Tech & Trends Teslas 29-Milliarden-Köder: So kauft sich der E-Autobauer Musks Loyalität

Teslas 29-Milliarden-Köder: So kauft sich der E-Autobauer Musks Loyalität

Tesla greift tief in die Tasche, um seinen umtriebigen CEO an Bord zu halten. Ein neues Aktienpaket im Wert von 29 Milliarden Dollar soll Musk vom Absprung abhalten – während der Rechtsstreit um ein noch größeres Paket weitergeht.

Der Elektroauto-Pionier Tesla hat einen drastischen Schritt unternommen, um seinen visionären, aber flatterhaften CEO Elon Musk an das Unternehmen zu binden. Der Vorstand genehmigte ein Aktienpaket im Wert von sagenhaften 29 Milliarden Dollar, nachdem Musk offenbar mit seinem Abgang gedroht hatte.

Der Deal zeigt, wie verzweifelt der E-Auto-Hersteller darum kämpft, seinen Frontmann zu halten – und welchen Preis der Konzern dafür zu zahlen bereit ist.

Die goldenen Handschellen

Der Sonderausschuss des Tesla-Vorstands hat Musk für die kommenden zwei Jahre 96 Millionen Aktien zugesprochen, wie laut „t-online.de“ aus Unternehmensunterlagen hervorgeht. Der Clou: Musk kann die Anteile zum Vorzugspreis von nur 23,34 Dollar pro Aktie erwerben – während der aktuelle Börsenkurs bei rund 302 Dollar liegt. Dieses Arrangement entspricht exakt dem Ausübungspreis seines umstrittenen Vergütungsprogramms aus dem Jahr 2018, berichtet „derstandard.de“.

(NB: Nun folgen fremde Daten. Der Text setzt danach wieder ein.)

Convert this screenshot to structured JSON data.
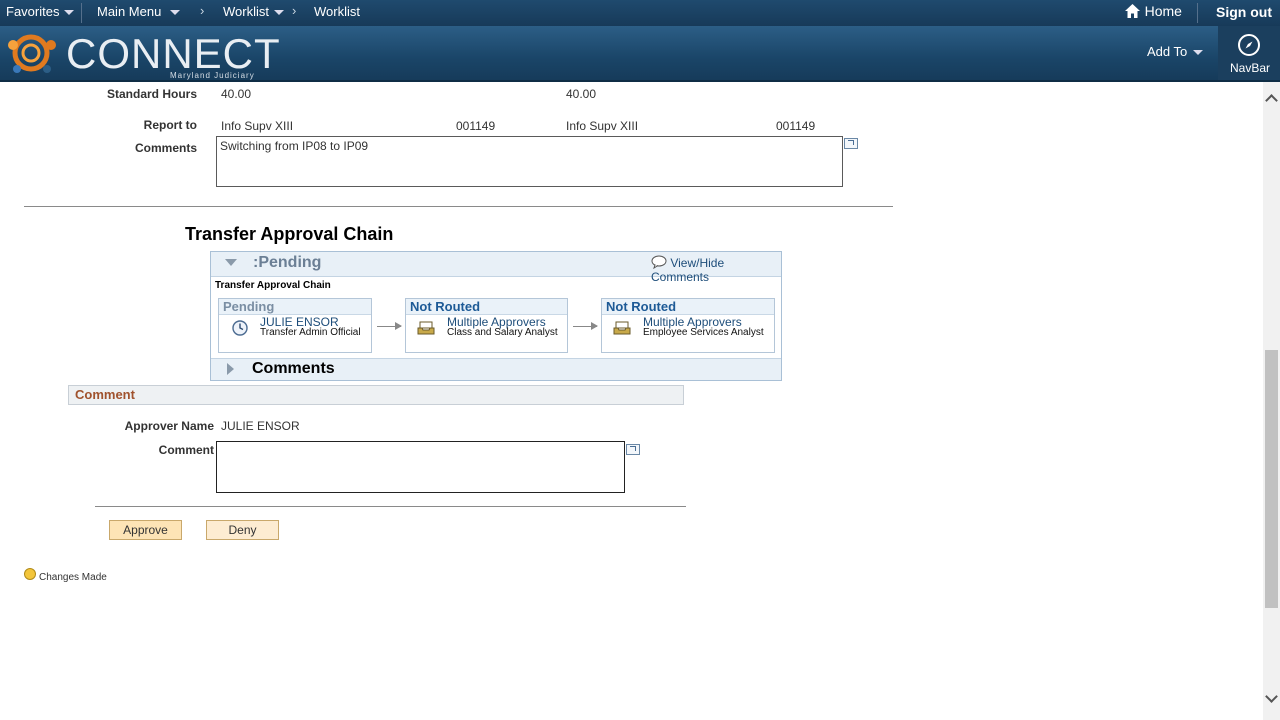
{
  "topnav": {
    "favorites": "Favorites",
    "main_menu": "Main Menu",
    "breadcrumb": [
      "Worklist",
      "Worklist"
    ],
    "home": "Home",
    "sign_out": "Sign out"
  },
  "banner": {
    "logo_text": "CONNECT",
    "logo_sub": "Maryland Judiciary",
    "add_to": "Add To",
    "navbar": "NavBar"
  },
  "details": {
    "standard_hours_label": "Standard Hours",
    "standard_hours_current": "40.00",
    "standard_hours_new": "40.00",
    "report_to_label": "Report to",
    "report_to_current": "Info Supv XIII",
    "report_to_current_id": "001149",
    "report_to_new": "Info Supv XIII",
    "report_to_new_id": "001149",
    "comments_label": "Comments",
    "comments_value": "Switching from IP08 to IP09"
  },
  "approval": {
    "section_title": "Transfer Approval Chain",
    "status": ":Pending",
    "view_hide": "View/Hide Comments",
    "chain_label": "Transfer Approval Chain",
    "stages": [
      {
        "status": "Pending",
        "name": "JULIE ENSOR",
        "role": "Transfer Admin Official",
        "icon": "clock-icon"
      },
      {
        "status": "Not Routed",
        "name": "Multiple Approvers",
        "role": "Class and Salary Analyst",
        "icon": "inbox-tray-icon"
      },
      {
        "status": "Not Routed",
        "name": "Multiple Approvers",
        "role": "Employee Services Analyst",
        "icon": "inbox-tray-icon"
      }
    ],
    "comments_label": "Comments"
  },
  "comment_section": {
    "header": "Comment",
    "approver_label": "Approver Name",
    "approver_value": "JULIE ENSOR",
    "comment_label": "Comment",
    "comment_value": ""
  },
  "actions": {
    "approve": "Approve",
    "deny": "Deny"
  },
  "footer": {
    "changes_made": "Changes Made"
  },
  "colors": {
    "nav_bg": "#173a59",
    "pending_color": "#7a8ea3",
    "not_routed_color": "#1d5a96",
    "comment_header_color": "#a0522d",
    "button_bg": "#fde4b6"
  }
}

„Wir sind uns bewusst, dass Elons geschäftliche Unternehmungen, Interessen und andere potenzielle Anforderungen an seine Zeit und Aufmerksamkeit umfangreich und vielfältig sind“, so das Unternehmen in einem Schreiben, aus dem die Nachrichtenagentur Reuters zitiert. Die Botschaft zwischen den Zeilen: Tesla fürchtet, dass Musk seine Aufmerksamkeit zunehmend auf seine anderen Unternehmen wie SpaceX, X (ehemals Twitter) oder Neuralink konzentrieren könnte.

Juristisches Tauziehen um Milliarden

Das neue Aktienpaket steht im Schatten eines jahrelangen Rechtsstreits um ein noch umfangreicheres Vergütungspaket. Wie „watson.ch“ berichtet, wurde ein 2018 vereinbartes Paket im Wert von etwa 50 Milliarden Dollar nach einer Aktionärsklage von einem Gericht in Delaware für ungültig erklärt. Die Richterin argumentierte, Musk habe bei den Verhandlungen zu viel Einfluss im Hintergrund ausgeübt und die Anteilseigner seien nicht ausreichend informiert worden.

Trotz einer ungewöhnlichen nachträglichen Billigung durch die Tesla-Aktionäre bei einer Hauptversammlung im Juni 2024 blieb die Richterin bei ihrer Ablehnung. Tesla legte Berufung ein, wie das „Manager Magazin“ dokumentiert. Sollte das alte Paket doch wieder für gültig erklärt werden, wäre die neue Zuteilung hinfällig – ein Schachzug, der die komplexe Abhängigkeit zwischen dem Unternehmen und seinem CEO unterstreicht.